Это была Вики. Я смутно вспомнил, что обещал позвонить ей. Я пытался представить ее, но она, по-видимому, была слишком далеко от меня, и я не мог видеть ее отчетливо. Я закрыл глаза, чтобы заставить ее появиться более отчетливо.
— Ты сердишься на меня за
— Нет.
— Ох. Я подумала, что, может быть, из-за этого ты и не позвонил.
— Откровенно говоря, я даже и не думал об этом. У меня был тяжелый день в офисе.
— Ох, понимаю. Но у меня дома тоже был тяжелый день. Не могли ли мы сегодня вечером встретиться?
При мысли о той ночи, которую мы провели вместе, туман в моей голове рассеялся.
— Прекрасно, — сказал я. — Я бы больше всего хотел отключиться, лечь в постель и заняться любовью. Однако сначала мне хочется побыть некоторое время одному. Надень свой лучший пеньюар, разбери постель, а я постараюсь быть у тебя около десяти.
Она бросила трубку, и это вывело меня из оцепенения и заставило громко и раздраженно выругаться. Именно такая манера поведения и заставляет женщин чувствовать себя уязвленными. На секунду я пожелал, чтобы мы снова оказались на борту парохода, где стремление к физической близости считалось естественным и не требовало каких-либо ухищрений для маскировки наших намерений.
Я позвонил ей опять. Телефон звонил восемнадцать раз, прежде чем она взяла трубку.
— Да? — ответила она холодно, как бы поменявшись со мной ролями.
— Послушай, я сожалею, что предположил, что ты что-то вроде спальной принадлежности, некое усовершенствованное электрическое одеяло. Почему бы нам спокойно не поужинать где-нибудь? Я могу заехать за тобой в течение получаса. Если, конечно, ты не ужинаешь с Себастьяном!
— Он отказался.
— Ты не знаешь, почему?
— Я полагаю, ему просто не понравилась, сама идея.

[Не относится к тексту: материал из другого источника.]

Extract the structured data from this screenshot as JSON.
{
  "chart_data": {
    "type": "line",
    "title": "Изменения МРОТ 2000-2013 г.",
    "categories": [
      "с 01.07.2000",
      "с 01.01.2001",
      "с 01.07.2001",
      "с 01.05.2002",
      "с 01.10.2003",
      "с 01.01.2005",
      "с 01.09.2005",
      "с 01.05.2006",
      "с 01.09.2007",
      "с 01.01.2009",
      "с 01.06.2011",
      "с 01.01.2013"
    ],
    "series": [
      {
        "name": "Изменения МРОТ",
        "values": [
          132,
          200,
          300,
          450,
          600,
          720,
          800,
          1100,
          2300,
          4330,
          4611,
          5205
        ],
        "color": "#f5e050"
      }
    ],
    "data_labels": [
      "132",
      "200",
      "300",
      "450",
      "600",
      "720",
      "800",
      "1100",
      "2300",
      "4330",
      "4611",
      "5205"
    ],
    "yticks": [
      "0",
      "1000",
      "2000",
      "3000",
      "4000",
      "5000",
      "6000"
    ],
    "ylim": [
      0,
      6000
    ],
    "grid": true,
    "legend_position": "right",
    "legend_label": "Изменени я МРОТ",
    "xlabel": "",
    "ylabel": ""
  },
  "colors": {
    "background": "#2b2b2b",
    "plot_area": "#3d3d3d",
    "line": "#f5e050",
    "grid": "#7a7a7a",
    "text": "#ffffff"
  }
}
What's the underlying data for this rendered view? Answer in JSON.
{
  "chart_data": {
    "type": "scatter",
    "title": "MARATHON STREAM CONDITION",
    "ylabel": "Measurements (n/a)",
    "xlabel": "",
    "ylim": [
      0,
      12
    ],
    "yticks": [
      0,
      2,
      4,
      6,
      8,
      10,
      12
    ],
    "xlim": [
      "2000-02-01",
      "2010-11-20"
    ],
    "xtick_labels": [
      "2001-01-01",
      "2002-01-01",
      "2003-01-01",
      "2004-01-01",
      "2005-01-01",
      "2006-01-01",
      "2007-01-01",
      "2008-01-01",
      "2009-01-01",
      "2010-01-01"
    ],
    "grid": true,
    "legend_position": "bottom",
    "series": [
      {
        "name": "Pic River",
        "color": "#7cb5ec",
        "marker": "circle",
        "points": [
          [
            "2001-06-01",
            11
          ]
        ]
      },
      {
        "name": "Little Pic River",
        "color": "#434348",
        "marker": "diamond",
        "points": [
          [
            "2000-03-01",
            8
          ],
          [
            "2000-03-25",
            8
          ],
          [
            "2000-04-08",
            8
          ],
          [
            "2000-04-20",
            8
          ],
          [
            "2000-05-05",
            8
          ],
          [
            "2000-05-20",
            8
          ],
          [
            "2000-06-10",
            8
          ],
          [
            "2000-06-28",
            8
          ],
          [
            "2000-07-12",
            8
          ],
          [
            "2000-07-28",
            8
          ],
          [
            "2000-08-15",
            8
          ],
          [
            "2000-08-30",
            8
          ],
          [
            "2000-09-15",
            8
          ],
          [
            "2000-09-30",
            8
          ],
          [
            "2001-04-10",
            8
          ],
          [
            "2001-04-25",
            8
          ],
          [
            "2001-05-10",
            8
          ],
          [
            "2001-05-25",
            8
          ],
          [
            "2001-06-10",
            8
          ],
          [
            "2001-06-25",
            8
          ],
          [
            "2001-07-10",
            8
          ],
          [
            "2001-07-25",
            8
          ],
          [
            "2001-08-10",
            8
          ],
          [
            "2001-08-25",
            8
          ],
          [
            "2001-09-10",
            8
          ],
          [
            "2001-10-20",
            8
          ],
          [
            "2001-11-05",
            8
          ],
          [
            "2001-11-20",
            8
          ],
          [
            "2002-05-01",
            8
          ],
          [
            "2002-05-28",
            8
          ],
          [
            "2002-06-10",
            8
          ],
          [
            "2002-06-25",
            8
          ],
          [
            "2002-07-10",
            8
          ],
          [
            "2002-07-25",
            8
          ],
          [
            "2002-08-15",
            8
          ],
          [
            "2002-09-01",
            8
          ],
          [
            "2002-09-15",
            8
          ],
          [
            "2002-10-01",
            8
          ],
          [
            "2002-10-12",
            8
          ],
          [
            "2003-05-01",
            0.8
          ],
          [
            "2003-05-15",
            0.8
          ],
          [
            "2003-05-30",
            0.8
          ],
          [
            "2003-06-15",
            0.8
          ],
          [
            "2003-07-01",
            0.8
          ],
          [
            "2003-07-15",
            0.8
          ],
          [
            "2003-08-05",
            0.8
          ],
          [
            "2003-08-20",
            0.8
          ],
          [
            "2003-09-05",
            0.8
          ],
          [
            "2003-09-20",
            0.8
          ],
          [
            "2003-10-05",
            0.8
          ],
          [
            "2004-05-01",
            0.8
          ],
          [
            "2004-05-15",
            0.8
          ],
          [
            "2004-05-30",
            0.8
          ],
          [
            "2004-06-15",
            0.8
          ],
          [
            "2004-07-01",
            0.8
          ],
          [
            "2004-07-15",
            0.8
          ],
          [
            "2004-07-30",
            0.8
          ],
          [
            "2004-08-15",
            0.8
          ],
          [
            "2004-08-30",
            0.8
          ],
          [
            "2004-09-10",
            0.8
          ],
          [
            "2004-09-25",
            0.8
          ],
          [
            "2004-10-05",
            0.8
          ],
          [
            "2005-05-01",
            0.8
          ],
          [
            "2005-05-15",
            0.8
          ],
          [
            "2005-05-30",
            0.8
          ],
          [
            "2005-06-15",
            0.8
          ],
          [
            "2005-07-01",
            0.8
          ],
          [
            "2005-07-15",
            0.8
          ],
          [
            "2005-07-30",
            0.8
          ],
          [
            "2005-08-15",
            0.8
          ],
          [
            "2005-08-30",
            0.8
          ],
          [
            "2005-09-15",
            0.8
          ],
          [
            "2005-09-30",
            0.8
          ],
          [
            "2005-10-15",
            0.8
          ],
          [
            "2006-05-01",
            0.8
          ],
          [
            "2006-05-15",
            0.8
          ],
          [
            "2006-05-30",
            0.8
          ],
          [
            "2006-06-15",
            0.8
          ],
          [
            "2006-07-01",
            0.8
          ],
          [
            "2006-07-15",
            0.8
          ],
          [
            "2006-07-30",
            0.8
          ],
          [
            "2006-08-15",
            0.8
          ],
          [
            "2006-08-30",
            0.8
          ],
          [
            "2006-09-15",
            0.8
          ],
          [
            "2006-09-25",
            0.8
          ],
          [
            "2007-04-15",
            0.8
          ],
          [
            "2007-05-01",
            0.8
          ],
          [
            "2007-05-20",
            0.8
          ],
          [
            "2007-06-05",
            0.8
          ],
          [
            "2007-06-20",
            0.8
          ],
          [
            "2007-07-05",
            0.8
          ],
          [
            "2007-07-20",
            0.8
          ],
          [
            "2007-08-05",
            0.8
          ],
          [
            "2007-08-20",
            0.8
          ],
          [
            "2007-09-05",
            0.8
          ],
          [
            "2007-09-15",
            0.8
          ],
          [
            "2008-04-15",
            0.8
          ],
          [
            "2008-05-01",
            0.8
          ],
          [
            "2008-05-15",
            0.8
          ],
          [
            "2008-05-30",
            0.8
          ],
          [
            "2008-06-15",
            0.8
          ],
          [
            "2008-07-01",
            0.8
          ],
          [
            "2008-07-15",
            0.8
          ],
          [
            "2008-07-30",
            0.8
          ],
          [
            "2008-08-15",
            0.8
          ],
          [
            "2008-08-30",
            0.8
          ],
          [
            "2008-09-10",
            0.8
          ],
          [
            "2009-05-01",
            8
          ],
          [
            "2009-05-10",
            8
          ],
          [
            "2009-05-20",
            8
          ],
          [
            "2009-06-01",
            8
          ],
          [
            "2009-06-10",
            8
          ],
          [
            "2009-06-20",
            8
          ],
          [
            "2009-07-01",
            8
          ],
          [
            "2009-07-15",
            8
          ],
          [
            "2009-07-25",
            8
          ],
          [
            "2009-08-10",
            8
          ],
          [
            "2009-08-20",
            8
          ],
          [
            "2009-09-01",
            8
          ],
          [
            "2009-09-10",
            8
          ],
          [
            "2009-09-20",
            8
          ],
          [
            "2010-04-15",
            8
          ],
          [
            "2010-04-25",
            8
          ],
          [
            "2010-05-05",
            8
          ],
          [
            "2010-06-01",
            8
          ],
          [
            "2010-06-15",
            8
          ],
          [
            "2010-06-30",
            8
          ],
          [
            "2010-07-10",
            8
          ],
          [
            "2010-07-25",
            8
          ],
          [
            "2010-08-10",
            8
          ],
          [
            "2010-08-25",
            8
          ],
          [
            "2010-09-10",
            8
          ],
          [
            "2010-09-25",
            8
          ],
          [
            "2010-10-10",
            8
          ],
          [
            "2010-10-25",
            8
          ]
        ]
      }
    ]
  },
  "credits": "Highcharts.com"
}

Меня не было дома, когда он позвонил, мне передала моя домоправительница.
— Угу. — Был неподходящий момент объяснить, что случилось с Себастьяном. — Ну, тогда...
— Скотт, я бы с удовольствием поужинала с тобой, но есть кое-какие трудности. Я достала билеты на новую пьесу Кевина Дейли — я купила их сегодня в качестве сюрприза Себастьяну, однако, поскольку я не увижу его... — Она замолчала, и когда я ничего не сказал, добавила поспешно: — Что случилось? Разве у тебя нет настроения пойти в театр?
Мне хотелось сказать ей, что у меня есть настроение для одной и только одной вещи, но всего лишь произнес:
— Мне не нравятся пьесы Кевина Дейли.
— Разве? — спросила она удивленно.
Наступило неловкое молчание. Я понял, что опять сделал неверный шаг, и был снова недоволен собой. С большим усилием я попытался еще раз угодить ей.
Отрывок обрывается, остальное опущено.